7. All obstetricians have the same birth plan for their patients – Healthy Mom, Healthy Baby. We will honor any of your birth plans as long as it doesn’t conflict with our birth plan. And remember how much experience we have had and how many births that you have attended.

8. Childbirth is painful – I think it started with that passage in the bible about Eve eating an apple. If you don’t want pain meds, we won’t force them on you. If you do get pain meds, realize that it may not work 100% of the time. You don’t get a medal if you decline pain meds and it is not any one persons’ fault if your pain medication doesn’t work as well as you expected.

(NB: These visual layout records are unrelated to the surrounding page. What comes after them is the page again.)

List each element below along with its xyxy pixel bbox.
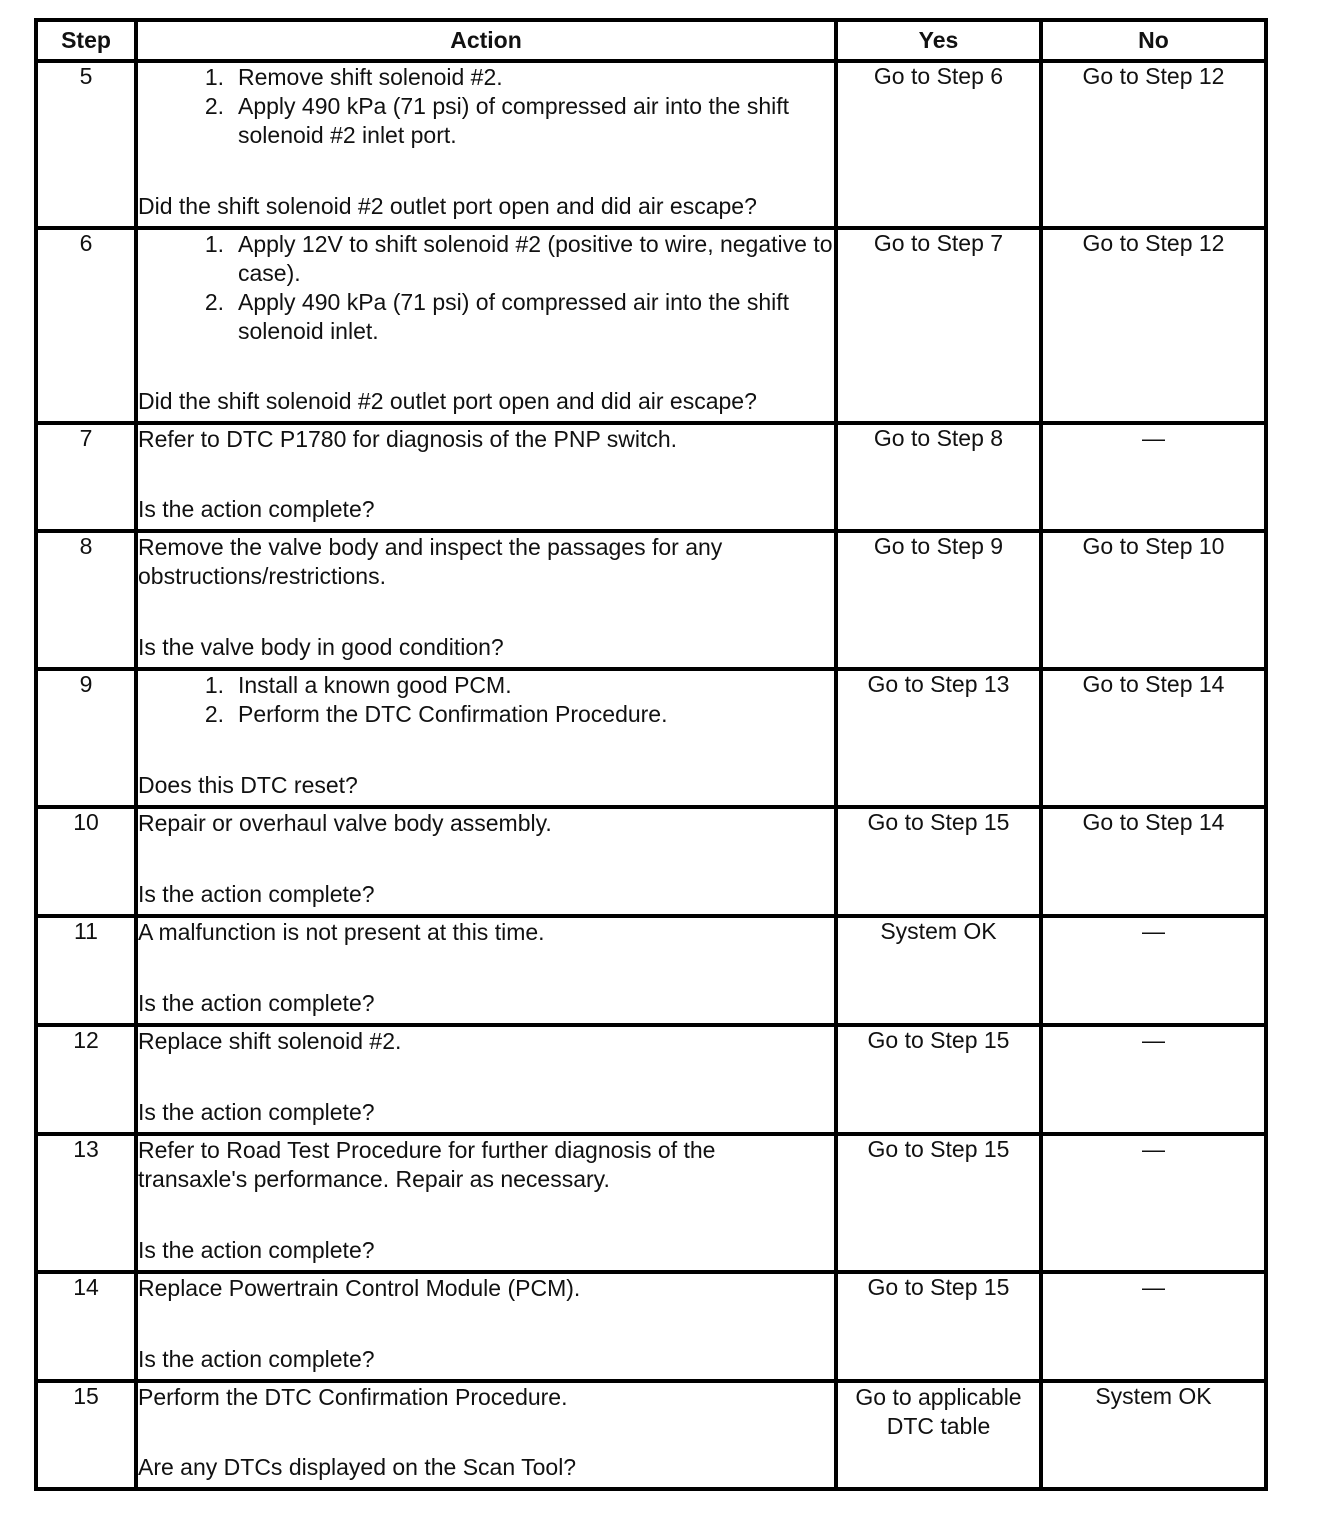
step-number: 8 [36,531,136,669]
no-result: — [1041,916,1266,1025]
table-row [36,669,1266,807]
action-question: Is the action complete? [138,1099,375,1125]
no-result: Go to Step 14 [1041,669,1266,807]
yes-result: System OK [836,916,1041,1025]
header-action: Action [136,20,836,61]
action-text: Repair or overhaul valve body assembly. [138,810,552,836]
yes-result: Go to Step 9 [836,531,1041,669]
table-row [36,61,1266,228]
table-row [36,916,1266,1025]
list-item: 2. Apply 490 kPa (71 psi) of compressed air into the shift solenoid #2 inlet port. [204,93,790,148]
action-cell [136,1134,836,1272]
action-cell [136,1381,836,1489]
list-item: 2. Apply 490 kPa (71 psi) of compressed air into the shift solenoid inlet. [204,289,790,344]
table-row [36,423,1266,531]
step-number: 15 [36,1381,136,1489]
action-text: Remove the valve body and inspect the passages for any obstructions/restrictions. [138,534,723,589]
action-text: Replace shift solenoid #2. [138,1028,402,1054]
table-row [36,1134,1266,1272]
yes-result: Go to applicable DTC table [836,1381,1041,1489]
list-item: 1. Apply 12V to shift solenoid #2 (positive to wire, negative to case). [204,231,833,286]
step-number: 11 [36,916,136,1025]
yes-result: Go to Step 15 [836,1134,1041,1272]
table-row [36,1381,1266,1489]
yes-result: Go to Step 8 [836,423,1041,531]
action-cell [136,669,836,807]
header-no: No [1041,20,1266,61]
diagnostic-table [34,18,1268,1491]
header-row [36,20,1266,61]
table-row [36,1272,1266,1381]
no-result: Go to Step 12 [1041,228,1266,423]
action-question: Is the valve body in good condition? [138,634,504,660]
action-cell [136,531,836,669]
action-question: Are any DTCs displayed on the Scan Tool? [138,1454,577,1480]
header-yes: Yes [836,20,1041,61]
yes-result: Go to Step 6 [836,61,1041,228]
no-result: Go to Step 14 [1041,807,1266,916]
yes-result: Go to Step 15 [836,1272,1041,1381]
action-question: Does this DTC reset? [138,772,358,798]
no-result: — [1041,423,1266,531]
action-question: Is the action complete? [138,881,375,907]
no-result: Go to Step 10 [1041,531,1266,669]
header-step: Step [36,20,136,61]
step-number: 5 [36,61,136,228]
action-cell [136,807,836,916]
action-question: Is the action complete? [138,990,375,1016]
step-number: 10 [36,807,136,916]
no-result: — [1041,1025,1266,1134]
action-cell [136,1025,836,1134]
action-cell [136,61,836,228]
action-cell [136,228,836,423]
yes-result: Go to Step 15 [836,807,1041,916]
table-row [36,228,1266,423]
yes-result: Go to Step 13 [836,669,1041,807]
action-question: Did the shift solenoid #2 outlet port open and did air escape? [138,193,757,219]
action-question: Is the action complete? [138,496,375,522]
no-result: — [1041,1134,1266,1272]
action-question: Is the action complete? [138,1237,375,1263]
step-number: 7 [36,423,136,531]
action-list [138,63,834,150]
step-number: 14 [36,1272,136,1381]
yes-result: Go to Step 15 [836,1025,1041,1134]
action-list [138,230,834,346]
no-result: Go to Step 12 [1041,61,1266,228]
action-cell [136,423,836,531]
list-item: 1. Remove shift solenoid #2. [204,64,503,90]
action-text: Perform the DTC Confirmation Procedure. [138,1384,568,1410]
no-result: System OK [1041,1381,1266,1489]
action-text: Refer to DTC P1780 for diagnosis of the PNP switch. [138,426,678,452]
table-row [36,807,1266,916]
action-text: Replace Powertrain Control Module (PCM). [138,1275,581,1301]
action-cell [136,916,836,1025]
list-item: 2. Perform the DTC Confirmation Procedure. [204,701,668,727]
list-item: 1. Install a known good PCM. [204,672,512,698]
action-cell [136,1272,836,1381]
step-number: 12 [36,1025,136,1134]
action-text: A malfunction is not present at this time. [138,919,545,945]
table-row [36,1025,1266,1134]
no-result: — [1041,1272,1266,1381]
action-question: Did the shift solenoid #2 outlet port open and did air escape? [138,388,757,414]
action-list [138,671,834,729]
step-number: 6 [36,228,136,423]
yes-result: Go to Step 7 [836,228,1041,423]
action-text: Refer to Road Test Procedure for further diagnosis of the transaxle's performance. Repair as necessary. [138,1137,716,1192]
action-question: Is the action complete? [138,1346,375,1372]
step-number: 13 [36,1134,136,1272]
table-row [36,531,1266,669]
step-number: 9 [36,669,136,807]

9. We are always available after office hours for emergency calls. Calling at 2 am to ask if you can take a Tylenol or at 5 am to report on a mild pain that has been present for 3 days is not an emergency.

10. The Family Birth Center has a limit on the amount of people who can be present during the delivery of your child. Family does not refer to your sister’s boyfriend’s cousin – especially when they can’t remember your last name when looking for your room.

11. If you are unable to be “skin to skin” with your infant immediately after birth, you and your child will still have a chance at being well bonded. I think most of us are bonded with our mothers and we were whisked off for a bath and to be bundled up before being able to see our mother’s face a few hours later. My youngest daughter was 25 months old when she first saw my face and heard my voice and she knows just as well as her sibs whom to ask for money or a car ride.

I love being part of a woman’s pregnancy and birth.  Hopefully my Birth Plan coincides with yours.